The Paris AI Action Summit Offers a Key Juncture to Build Industry Consensus
DeepSeek’s rapid ascent highlights a growing challenge for U.S. policymakers: Chinese models are increasingly powerful, and, without safeguards, they could threaten U.S. national security and economic interests.
This challenge has intensified as both the U.S. and Chinese governments have backed the AI companies at the vanguard of frontier development. The highest echelons of the Chinese government have taken a clear interest in DeepSeek. Premier Li Qiang’s invitation to DeepSeek CEO Liang Wenfeng to provide feedback on the draft Government Work Report underscored growing high-level government interest in China’s frontier AI development. And the Chinese government announced an $8.2 billion AI investment fund, adding financial resources to power China’s cost-efficient models.
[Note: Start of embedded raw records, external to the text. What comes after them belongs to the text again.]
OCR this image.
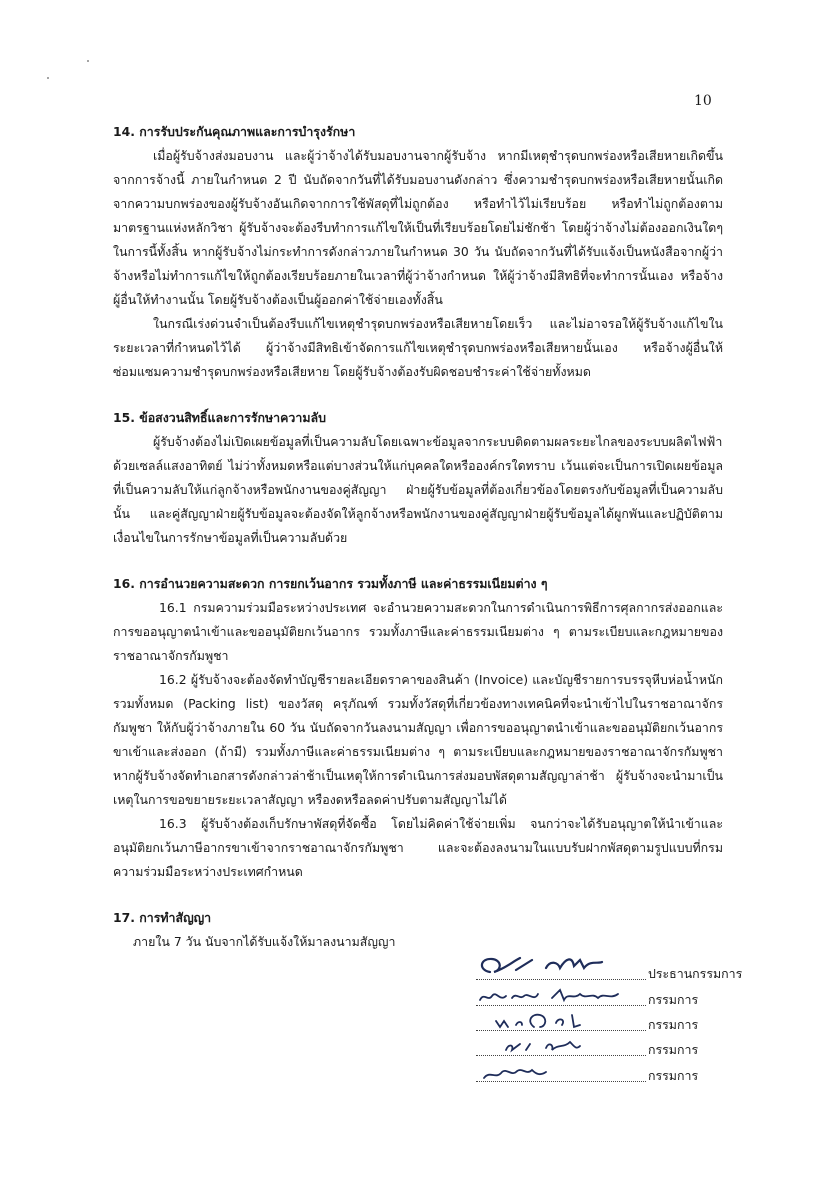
10

14. การรับประกันคุณภาพและการบำรุงรักษา

เมื่อผู้รับจ้างส่งมอบงาน และผู้ว่าจ้างได้รับมอบงานจากผู้รับจ้าง หากมีเหตุชำรุดบกพร่องหรือเสียหายเกิดขึ้นจากการจ้างนี้ ภายในกำหนด 2 ปี นับถัดจากวันที่ได้รับมอบงานดังกล่าว ซึ่งความชำรุดบกพร่องหรือเสียหายนั้นเกิดจากความบกพร่องของผู้รับจ้างอันเกิดจากการใช้พัสดุที่ไม่ถูกต้อง หรือทำไว้ไม่เรียบร้อย หรือทำไม่ถูกต้องตามมาตรฐานแห่งหลักวิชา ผู้รับจ้างจะต้องรีบทำการแก้ไขให้เป็นที่เรียบร้อยโดยไม่ชักช้า โดยผู้ว่าจ้างไม่ต้องออกเงินใดๆ ในการนี้ทั้งสิ้น หากผู้รับจ้างไม่กระทำการดังกล่าวภายในกำหนด 30 วัน นับถัดจากวันที่ได้รับแจ้งเป็นหนังสือจากผู้ว่าจ้างหรือไม่ทำการแก้ไขให้ถูกต้องเรียบร้อยภายในเวลาที่ผู้ว่าจ้างกำหนด ให้ผู้ว่าจ้างมีสิทธิที่จะทำการนั้นเอง หรือจ้างผู้อื่นให้ทำงานนั้น โดยผู้รับจ้างต้องเป็นผู้ออกค่าใช้จ่ายเองทั้งสิ้น

ในกรณีเร่งด่วนจำเป็นต้องรีบแก้ไขเหตุชำรุดบกพร่องหรือเสียหายโดยเร็ว และไม่อาจรอให้ผู้รับจ้างแก้ไขในระยะเวลาที่กำหนดไว้ได้ ผู้ว่าจ้างมีสิทธิเข้าจัดการแก้ไขเหตุชำรุดบกพร่องหรือเสียหายนั้นเอง หรือจ้างผู้อื่นให้ซ่อมแซมความชำรุดบกพร่องหรือเสียหาย โดยผู้รับจ้างต้องรับผิดชอบชำระค่าใช้จ่ายทั้งหมด

15. ข้อสงวนสิทธิ์และการรักษาความลับ

ผู้รับจ้างต้องไม่เปิดเผยข้อมูลที่เป็นความลับโดยเฉพาะข้อมูลจากระบบติดตามผลระยะไกลของระบบผลิตไฟฟ้าด้วยเซลล์แสงอาทิตย์ ไม่ว่าทั้งหมดหรือแต่บางส่วนให้แก่บุคคลใดหรือองค์กรใดทราบ เว้นแต่จะเป็นการเปิดเผยข้อมูลที่เป็นความลับให้แก่ลูกจ้างหรือพนักงานของคู่สัญญา ฝ่ายผู้รับข้อมูลที่ต้องเกี่ยวข้องโดยตรงกับข้อมูลที่เป็นความลับนั้น และคู่สัญญาฝ่ายผู้รับข้อมูลจะต้องจัดให้ลูกจ้างหรือพนักงานของคู่สัญญาฝ่ายผู้รับข้อมูลได้ผูกพันและปฏิบัติตามเงื่อนไขในการรักษาข้อมูลที่เป็นความลับด้วย

16. การอำนวยความสะดวก การยกเว้นอากร รวมทั้งภาษี และค่าธรรมเนียมต่าง ๆ

16.1 กรมความร่วมมือระหว่างประเทศ จะอำนวยความสะดวกในการดำเนินการพิธีการศุลกากรส่งออกและการขออนุญาตนำเข้าและขออนุมัติยกเว้นอากร รวมทั้งภาษีและค่าธรรมเนียมต่าง ๆ ตามระเบียบและกฎหมายของราชอาณาจักรกัมพูชา

16.2 ผู้รับจ้างจะต้องจัดทำบัญชีรายละเอียดราคาของสินค้า (Invoice) และบัญชีรายการบรรจุหีบห่อน้ำหนักรวมทั้งหมด (Packing list) ของวัสดุ ครุภัณฑ์ รวมทั้งวัสดุที่เกี่ยวข้องทางเทคนิคที่จะนำเข้าไปในราชอาณาจักรกัมพูชา ให้กับผู้ว่าจ้างภายใน 60 วัน นับถัดจากวันลงนามสัญญา เพื่อการขออนุญาตนำเข้าและขออนุมัติยกเว้นอากรขาเข้าและส่งออก (ถ้ามี) รวมทั้งภาษีและค่าธรรมเนียมต่าง ๆ ตามระเบียบและกฎหมายของราชอาณาจักรกัมพูชา หากผู้รับจ้างจัดทำเอกสารดังกล่าวล่าช้าเป็นเหตุให้การดำเนินการส่งมอบพัสดุตามสัญญาล่าช้า ผู้รับจ้างจะนำมาเป็นเหตุในการขอขยายระยะเวลาสัญญา หรืองดหรือลดค่าปรับตามสัญญาไม่ได้

16.3 ผู้รับจ้างต้องเก็บรักษาพัสดุที่จัดซื้อ โดยไม่คิดค่าใช้จ่ายเพิ่ม จนกว่าจะได้รับอนุญาตให้นำเข้าและอนุมัติยกเว้นภาษีอากรขาเข้าจากราชอาณาจักรกัมพูชา และจะต้องลงนามในแบบรับฝากพัสดุตามรูปแบบที่กรมความร่วมมือระหว่างประเทศกำหนด

17. การทำสัญญา

ภายใน 7 วัน นับจากได้รับแจ้งให้มาลงนามสัญญา

ประธานกรรมการ
กรรมการ
กรรมการ
กรรมการ
กรรมการ
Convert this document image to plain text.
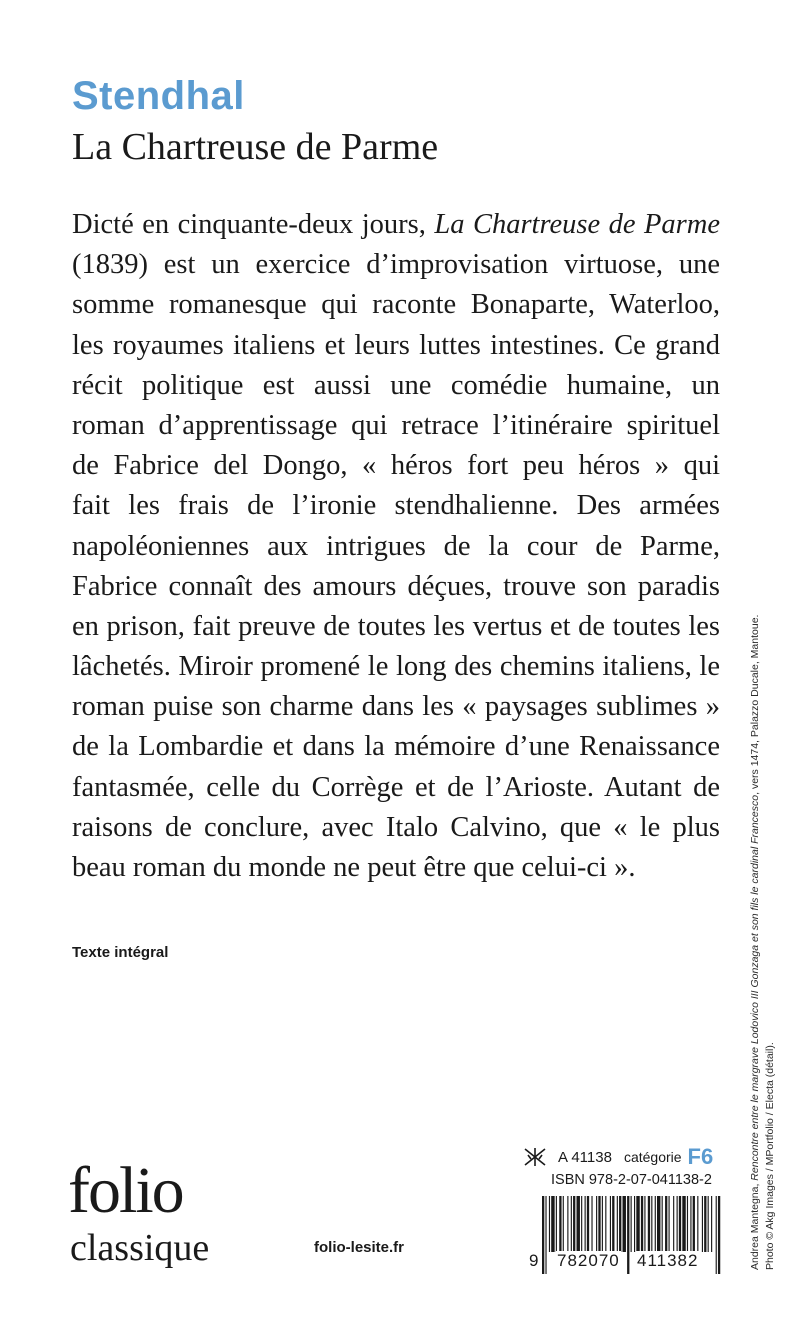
Stendhal
La Chartreuse de Parme
Dicté en cinquante-deux jours, La Chartreuse de Parme
(1839) est un exercice d’improvisation virtuose, une
somme romanesque qui raconte Bonaparte, Waterloo,
les royaumes italiens et leurs luttes intestines. Ce grand
récit politique est aussi une comédie humaine, un
roman d’apprentissage qui retrace l’itinéraire spirituel
de Fabrice del Dongo, « héros fort peu héros » qui
fait les frais de l’ironie stendhalienne. Des armées
napoléoniennes aux intrigues de la cour de Parme,
Fabrice connaît des amours déçues, trouve son paradis
en prison, fait preuve de toutes les vertus et de toutes les
lâchetés. Miroir promené le long des chemins italiens, le
roman puise son charme dans les « paysages sublimes »
de la Lombardie et dans la mémoire d’une Renaissance
fantasmée, celle du Corrège et de l’Arioste. Autant de
raisons de conclure, avec Italo Calvino, que « le plus
beau roman du monde ne peut être que celui-ci ».
Texte intégral
Andrea Mantegna, Rencontre entre le margrave Lodovico III Gonzaga et son fils le cardinal Francesco, vers 1474, Palazzo Ducale, Mantoue.
Photo © Akg Images / MPortfolio / Electa (détail).
folio
classique	folio-lesite.fr
A 41138 catégorie F6
ISBN 978-2-07-041138-2
9 782070 411382
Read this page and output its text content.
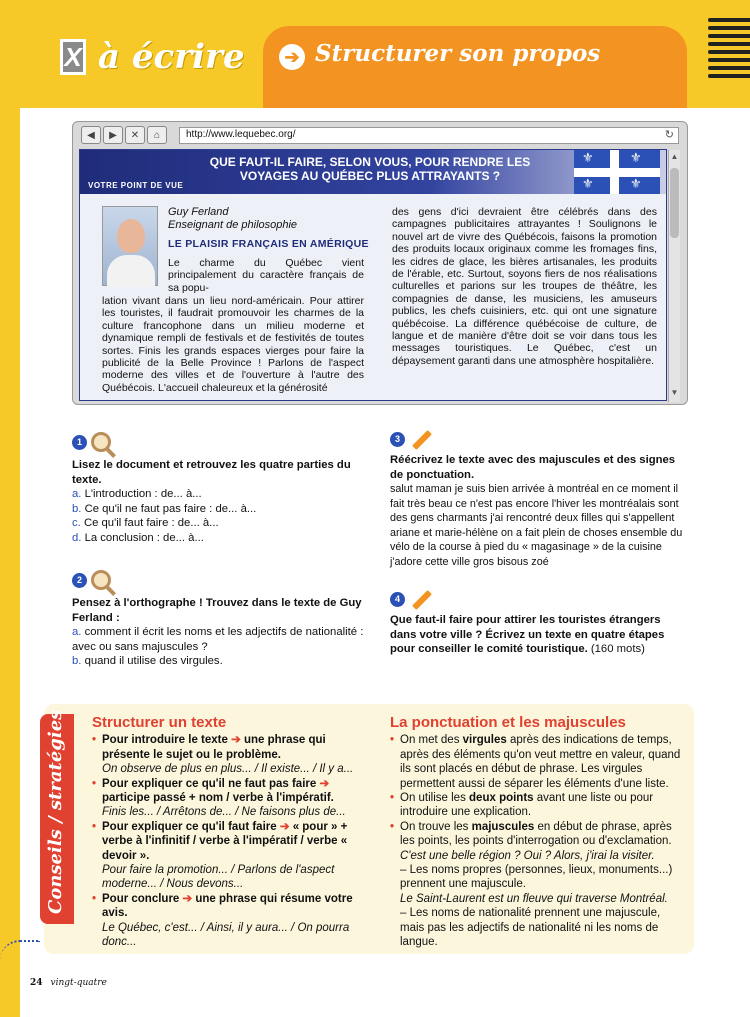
X à écrire	➔ Structurer son propos
◀	▶	✕	⌂	http://www.lequebec.org/	↻
QUE FAUT-IL FAIRE, SELON VOUS, POUR RENDRE LES VOYAGES AU QUÉBEC PLUS ATTRAYANTS ?
VOTRE POINT DE VUE
⚜	⚜
⚜	⚜
Guy Ferland
Enseignant de philosophie
LE PLAISIR FRANÇAIS EN AMÉRIQUE
Le charme du Québec vient principalement du caractère français de sa popu-
lation vivant dans un lieu nord-américain. Pour attirer les touristes, il faudrait promouvoir les charmes de la culture francophone dans un milieu moderne et dynamique rempli de festivals et de festivités de toutes sortes. Finis les grands espaces vierges pour faire la publicité de la Belle Province ! Parlons de l'aspect moderne des villes et de l'ouverture à l'autre des Québécois. L'accueil chaleureux et la générosité
des gens d'ici devraient être célébrés dans des campagnes publicitaires attrayantes ! Soulignons le nouvel art de vivre des Québécois, faisons la promotion des produits locaux originaux comme les fromages fins, les cidres de glace, les bières artisanales, les produits de l'érable, etc. Surtout, soyons fiers de nos réalisations culturelles et parions sur les troupes de théâtre, les compagnies de danse, les musiciens, les amuseurs publics, les chefs cuisiniers, etc. qui ont une signature québécoise. La différence québécoise de culture, de langue et de manière d'être doit se voir dans tous les messages touristiques. Le Québec, c'est un dépaysement garanti dans une atmosphère hospitalière.
▲
▼
1
Lisez le document et retrouvez les quatre parties du texte.
a. L'introduction : de... à...
b. Ce qu'il ne faut pas faire : de... à...
c. Ce qu'il faut faire : de... à...
d. La conclusion : de... à...
2
Pensez à l'orthographe ! Trouvez dans le texte de Guy Ferland :
a. comment il écrit les noms et les adjectifs de nationalité : avec ou sans majuscules ?
b. quand il utilise des virgules.
3
Réécrivez le texte avec des majuscules et des signes de ponctuation.
salut maman je suis bien arrivée à montréal en ce moment il fait très beau ce n'est pas encore l'hiver les montréalais sont des gens charmants j'ai rencontré deux filles qui s'appellent ariane et marie-hélène on a fait plein de choses ensemble du vélo de la course à pied du « magasinage » de la cuisine j'adore cette ville gros bisous zoé
4
Que faut-il faire pour attirer les touristes étrangers dans votre ville ? Écrivez un texte en quatre étapes pour conseiller le comité touristique. (160 mots)
Conseils / stratégies Structurer un texte
• Pour introduire le texte ➔ une phrase qui présente le sujet ou le problème.
On observe de plus en plus... / Il existe... / Il y a...
• Pour expliquer ce qu'il ne faut pas faire ➔ participe passé + nom / verbe à l'impératif.
Finis les... / Arrêtons de... / Ne faisons plus de...
• Pour expliquer ce qu'il faut faire ➔ « pour » + verbe à l'infinitif / verbe à l'impératif / verbe « devoir ».
Pour faire la promotion... / Parlons de l'aspect moderne... / Nous devons...
• Pour conclure ➔ une phrase qui résume votre avis.
Le Québec, c'est... / Ainsi, il y aura... / On pourra donc...
La ponctuation et les majuscules
• On met des virgules après des indications de temps, après des éléments qu'on veut mettre en valeur, quand ils sont placés en début de phrase. Les virgules permettent aussi de séparer les éléments d'une liste.
• On utilise les deux points avant une liste ou pour introduire une explication.
• On trouve les majuscules en début de phrase, après les points, les points d'interrogation ou d'exclamation.
C'est une belle région ? Oui ? Alors, j'irai la visiter.
– Les noms propres (personnes, lieux, monuments...) prennent une majuscule.
Le Saint-Laurent est un fleuve qui traverse Montréal.
– Les noms de nationalité prennent une majuscule, mais pas les adjectifs de nationalité ni les noms de langue.
24 vingt-quatre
The United States, meanwhile, has redoubled efforts to “win the AI race.” President Donald Trump announced a private AI infrastructure joint venture, Stargate, which will pool resources from OpenAI, Softbank, and Oracle. Leading U.S. AI companies are ready to race. Scale AI put out a full-page ad congratulating Trump on his election victory, saying, “Dear President Trump, America must win the AI war.”
Despite accelerating U.S.-China frontier AI competition, the Paris AI Action Summit in February could be a turning point for industry consensus on frontier AI risks. If more Chinese companies sign onto the Seoul Commitments and publish safety frameworks alongside their Western counterparts, it will breathe new energy into industry-led safety commitments as a path toward global AI risk mitigation. As the United States and China struggle to build traction for an agreement at the government level, companies on both sides of the Pacific could erect temporary scaffolding on frontier AI governance until the governments build a permanent structure.